Many different team gave tribute to the fallen from September 11, 2001.
The first major sporting event held in the city after the attacks was September 20, a New York Rangers vs. New Jersey Devils hockey game, 5000 fans were in attendance. they painted "United We Stand" on the ice near the blue lines and removed the advertisement around the boards to read ""Our thoughts and prayers are with the families of all injured and lost, New York's Finest and Bravest, all volunteers and rescue workers."

Even the Toronto Maple Leafs paid tribute to the fallen at their first game back at the ACC on September 22th there was a bagpipes rendition of "Amazing Grace" and then a surprising first; a standing ovation for the American National Anthem.

But the biggest most impressive ovation, came from the fans at a hockey game, who choose a speech from then president George Bush over the 3rd period of the New York Rangers vs. Philadelphia Flyers. it was Sept. 21 at the First Union Center in Philidalphia when Bush made a speech addressing the nation. Bush's speech started at the end of the second, players, fans and coaches all wanted the speech and audio played in the building.
From the Daily News
The men who run the Flyers obliged, continuing to show President Bush address Congress on the center video board rather than play the third period, which was canceled.
Equally stunning was Flyers fans raucously cheering not only the sight of the Mayor of New York and the words "We will rebuild New York City," but then again when the third period of a rollicking game with the hated Rangers was called off and replaced by a handshake line at center ice.
After briefly loosening up to begin the third period, players from both teams headed to the bench when the sizable crowd booed when President Bush's speech was cut off, forcing the return of the address. They then sat, either on their benches or propped on the dasher boards, in rapt attention, for 35 minutes, moving only to tap sticks on the boards in applause.

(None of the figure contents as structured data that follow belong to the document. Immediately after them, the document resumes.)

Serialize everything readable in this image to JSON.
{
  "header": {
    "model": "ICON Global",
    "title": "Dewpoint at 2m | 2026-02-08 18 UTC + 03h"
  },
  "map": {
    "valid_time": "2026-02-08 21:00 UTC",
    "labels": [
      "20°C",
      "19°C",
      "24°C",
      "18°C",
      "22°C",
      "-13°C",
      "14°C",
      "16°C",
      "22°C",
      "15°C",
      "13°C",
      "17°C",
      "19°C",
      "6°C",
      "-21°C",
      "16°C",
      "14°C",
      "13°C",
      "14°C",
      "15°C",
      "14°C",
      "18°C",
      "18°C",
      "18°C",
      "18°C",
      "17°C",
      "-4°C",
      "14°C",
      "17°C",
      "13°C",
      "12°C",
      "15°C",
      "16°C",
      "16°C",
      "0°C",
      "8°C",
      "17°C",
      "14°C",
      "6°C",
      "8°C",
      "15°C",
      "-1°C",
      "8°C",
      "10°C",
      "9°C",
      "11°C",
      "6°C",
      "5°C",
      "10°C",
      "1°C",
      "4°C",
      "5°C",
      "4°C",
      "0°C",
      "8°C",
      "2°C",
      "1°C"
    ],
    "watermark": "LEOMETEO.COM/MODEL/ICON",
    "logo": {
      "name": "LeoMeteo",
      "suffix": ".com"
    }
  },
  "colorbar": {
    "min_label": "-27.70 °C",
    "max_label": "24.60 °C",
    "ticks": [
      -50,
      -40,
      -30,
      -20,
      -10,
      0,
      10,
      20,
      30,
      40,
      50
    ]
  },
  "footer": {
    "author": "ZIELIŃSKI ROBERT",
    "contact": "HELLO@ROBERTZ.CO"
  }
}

This moment showed how during the weeks after 9/11 sport never mattered less to the Americans.

Shortly after the regular season had started p for the 2001/2002 NHL season, but that didn't mean the tributes had to stop. Every NHL made a tribute of some sort to the events that happened weeks before 9/11. Some wore commemorative patches. October 4, the Kings gave Ace Bailey's son Todd Bailey a team jersey. On October 7, the Rangers opened their season against the Buffalo Sabres. This resulted in a 30 minute ceremony to honor they NYPD and FDNY members who lost their lives. with members of those teams skating out to form a human tunnel through which the Rangers appeared in the ice. Mark Messier was asked to don the helmet of Ray Downey, the FDNY's Chief of Special Operations who perished at Ground Zero. It was a special moment for Messier who was truly touched.

America always can come together to honor one another. Sport is a great way to numb the pain of the real world. It allows us to just take a step back and be distracted for even a moment. There is no doubt 9/11 changed the way Americans think and act, it has led to great prejudice, and many fears. Now many people are including myself are afraid to fly. They think twice about who their neigh boughs are or co- workers. But through sport American can come together. We remember the great tragedy of 9/11 with the death of the Lokomotive KHL hockey team. The teams plane crashed shortly after take off and all players died. The lone survivor of the team passed away this morning after having 90% of his body severally burned.